Canadian Imports of Natural Gas Rise During Cold Snap

Imports of natural gas from Canada have been a vital balancing factor this winter, especially during the significant cold events. For the week ending February 24, net imports from Canada increased 11 percent over the prior week and 50 percent over the same period last year, according to preliminary data from S&P Global Commodity Insights. Severe cold in the northern U.S. contributed to a surge in Canadian imports as utilities and pipeline operators increased imports to serve Midwestern and Northeastern markets.
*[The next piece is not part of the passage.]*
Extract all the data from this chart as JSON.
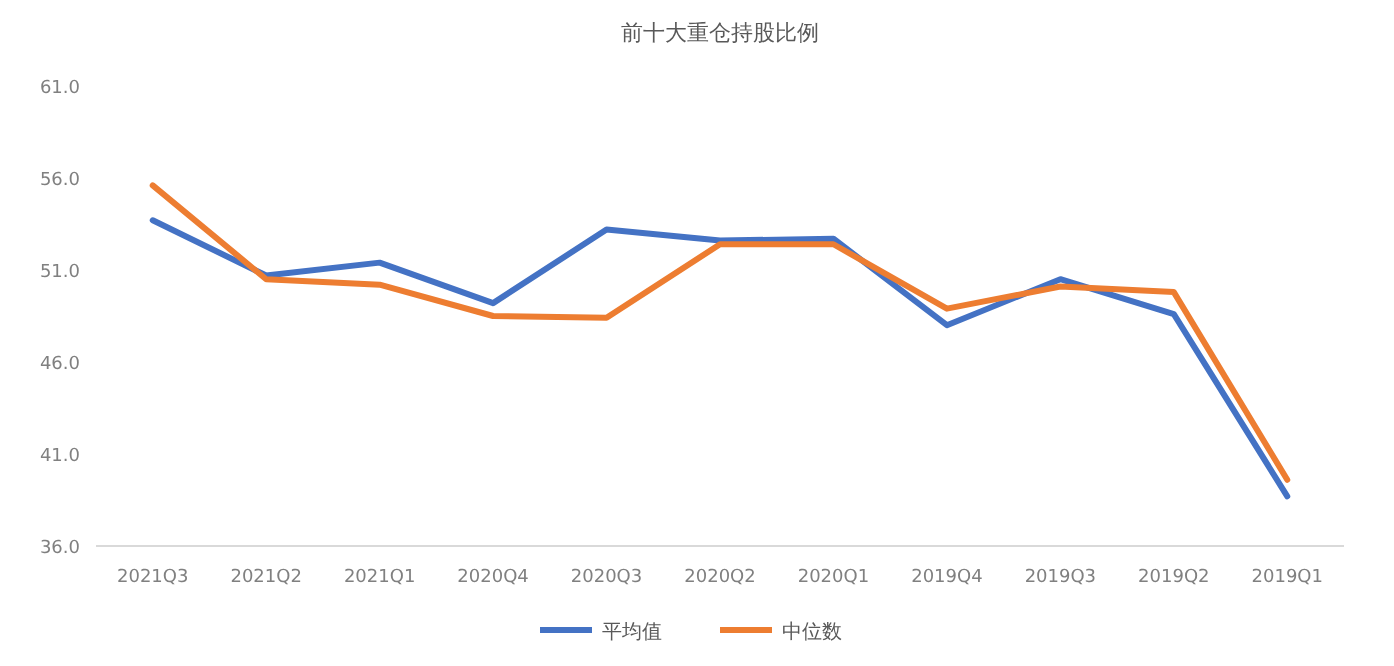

Over the next week, market analysts and the general public alike will be looking to see whether the U.S. administration will proceed with a 10 percent tariff on Canadian energy imports, including natural gas. The President announced this tariff in February but paused its implementation for 30 days. If the tariff goes into effect, imported costs of natural gas from Canada will likely rise in the short term, and the market may begin to adjust flows and pricing in response to the new policy.  

According to the U.S. Energy Information Administration, exports to Mexico averaged about 6.4 Bcf per day in mid-February. Year-over-year growth reflects Mexico’s increasing use of gas-fired power generation, industrial demand, and new infrastructure to import more significant volumes.

Natural Gas Rig Activity Ticks Up

The U.S. oil and gas rig drilling count has largely stabilized after the declines in 2023 and into 2024. Beginning in mid-2024, the decline in rig activity slowed, and the current count of 592 includes 99 gas rigs, 488 oil rigs (and five miscellaneous). Year on year, gas-direct rigs remain down about 18 percent, which reflects the decline in rig operations that began in late February and early March of 2024 as operators reduced activity in response to low commodity pricing. Prices have since risen, but we have not seen a commensurate increase in gas rig activity yet.